There is obviously seem to be some kind of integration happening between sudo and some shells, but I could find no documentation on it. I also grepped the source code of both sudo and bash but could find no clue there either.

This other question seems related: Why (...) doesn't spawn a new child process when run in background?

My versions of sudo and bash are:

$ sudo --version
Sudo version 1.8.29
...
$ bash --version
GNU bash, version 5.1.16(1)-release (x86_64-pc-linux-gnu)
...

Answer 1

nope, that's not an interaction between your shell and sudo; it's that the shell tasked with executing replaces itself with the command you run!

You can remove sudo from the whole thing to the same result; for example, I run a zsh in an alacritty terminal:

$> bash -c 'pstree -s $$'
systemd───alacritty───zsh───pstree

no bash here!

We can verify that's what happens by running

$> strace -o /tmp/bash-pstree.strace bash -c 'pstree -s $$'
systemd───alacritty───zsh───pstree
$> bat /tmp/bash-pstree.strace # or just less /tmp/.... ; bat is just a nice code highlighter

There we see

$> grep execve /tmp/bash-pstree.strace
execve("/usr/bin/bash", ["bash", "-c", "pstree -s $$"], 0x7ffc02c52d30 /* 102 vars */) = 0
execve("/usr/bin/pstree", ["pstree", "-s", "35735"], 0x55b90ec78d00 /* 102 vars */) = 

So, the first execve is bash being called, the second one is bash replacing itself with pstree – there's literally no bash exisiting after that! No fork/clone happens in between.

Of course, that only works with the last command in a command chain. If we replaced ourselves with the command to be run earlier, we couldn't execute anything after. We can actually verify this pretty easily:

$> bash -c 'pstree -p -s $$; pstree -p -s $$'                                                                                                                                                                                                        
systemd(1)───alacritty(34604)───zsh(34609)───bash(39257)───pstree(39258)
systemd(1)───alacritty(34604)───zsh(34609)───pstree(39257)

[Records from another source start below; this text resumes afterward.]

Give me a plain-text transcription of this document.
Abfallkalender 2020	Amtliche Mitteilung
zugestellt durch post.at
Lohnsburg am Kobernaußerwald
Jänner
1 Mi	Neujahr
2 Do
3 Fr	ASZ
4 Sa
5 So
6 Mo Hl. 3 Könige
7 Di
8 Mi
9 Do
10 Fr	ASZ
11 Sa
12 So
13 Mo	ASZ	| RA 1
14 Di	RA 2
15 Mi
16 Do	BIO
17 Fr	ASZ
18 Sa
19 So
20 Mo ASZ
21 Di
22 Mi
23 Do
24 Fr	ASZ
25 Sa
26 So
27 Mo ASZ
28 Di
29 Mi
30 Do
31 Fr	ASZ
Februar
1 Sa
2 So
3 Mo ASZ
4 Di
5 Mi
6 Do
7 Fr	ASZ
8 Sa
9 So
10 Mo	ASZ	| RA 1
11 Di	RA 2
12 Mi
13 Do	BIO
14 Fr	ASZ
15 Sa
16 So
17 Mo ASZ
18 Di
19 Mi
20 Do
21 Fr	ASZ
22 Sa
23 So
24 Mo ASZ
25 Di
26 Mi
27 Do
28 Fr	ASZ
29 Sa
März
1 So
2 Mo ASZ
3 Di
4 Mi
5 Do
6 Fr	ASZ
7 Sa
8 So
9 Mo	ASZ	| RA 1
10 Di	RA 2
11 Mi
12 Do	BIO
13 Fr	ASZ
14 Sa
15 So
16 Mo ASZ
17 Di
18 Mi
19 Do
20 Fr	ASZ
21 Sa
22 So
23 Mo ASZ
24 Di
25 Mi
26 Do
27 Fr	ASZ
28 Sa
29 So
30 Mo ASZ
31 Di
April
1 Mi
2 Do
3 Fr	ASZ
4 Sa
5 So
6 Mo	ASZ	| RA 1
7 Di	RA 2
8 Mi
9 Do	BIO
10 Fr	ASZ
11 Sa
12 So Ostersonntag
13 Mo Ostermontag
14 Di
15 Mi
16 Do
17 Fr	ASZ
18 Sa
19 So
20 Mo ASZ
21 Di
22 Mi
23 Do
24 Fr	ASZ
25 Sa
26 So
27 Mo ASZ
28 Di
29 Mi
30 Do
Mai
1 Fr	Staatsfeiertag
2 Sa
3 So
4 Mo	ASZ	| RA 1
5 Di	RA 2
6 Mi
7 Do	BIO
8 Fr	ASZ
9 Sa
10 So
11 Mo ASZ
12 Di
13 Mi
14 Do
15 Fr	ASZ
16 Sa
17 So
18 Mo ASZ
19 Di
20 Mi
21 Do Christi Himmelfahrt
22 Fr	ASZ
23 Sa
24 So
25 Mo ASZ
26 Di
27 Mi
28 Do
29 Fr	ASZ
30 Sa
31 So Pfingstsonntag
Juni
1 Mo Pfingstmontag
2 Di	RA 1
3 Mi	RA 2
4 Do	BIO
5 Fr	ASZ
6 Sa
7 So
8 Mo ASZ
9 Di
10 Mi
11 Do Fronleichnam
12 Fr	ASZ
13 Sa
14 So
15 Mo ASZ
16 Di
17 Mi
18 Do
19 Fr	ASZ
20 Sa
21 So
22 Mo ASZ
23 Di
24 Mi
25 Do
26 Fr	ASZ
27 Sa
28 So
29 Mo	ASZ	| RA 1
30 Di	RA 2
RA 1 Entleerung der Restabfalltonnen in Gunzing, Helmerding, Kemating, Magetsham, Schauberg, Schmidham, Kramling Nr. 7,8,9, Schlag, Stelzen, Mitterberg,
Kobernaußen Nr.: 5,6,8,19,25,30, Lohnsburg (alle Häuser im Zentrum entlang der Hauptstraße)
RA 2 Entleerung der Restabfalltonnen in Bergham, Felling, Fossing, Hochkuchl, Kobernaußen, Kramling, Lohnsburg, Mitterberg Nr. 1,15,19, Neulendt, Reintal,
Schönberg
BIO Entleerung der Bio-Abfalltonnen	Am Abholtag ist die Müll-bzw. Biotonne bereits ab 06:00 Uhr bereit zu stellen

See, here the first pstree is run actually in a process created by bash, the second by the same process, replacing bash.

Replacing the shell with the program it runs is of course nice, resource-wise: we yield all the file handles memory, locks etc early on.

I don't know why some shells do that, and others don't (they probably use fork or clone to copy the own process, before execve'ing the command specified). Possibly, it's an optimization that never occurred to the developers (if you have a proudly rich shell like fish, why safe a couple of kB of RAM a bit earlier? Nobody will try to spawn 10000 fish from a shell script to run a command!), or it was software-architecturally awkward to introduce a special case, or it was impossible, because the shell maintains some control over the started process, and thus still needs to exist to be able to e.g. receive signals or do IPC. Of course, some shells are simply very old, and maybe a bit simplistic as a result (the last ksh release was 10 years ago!).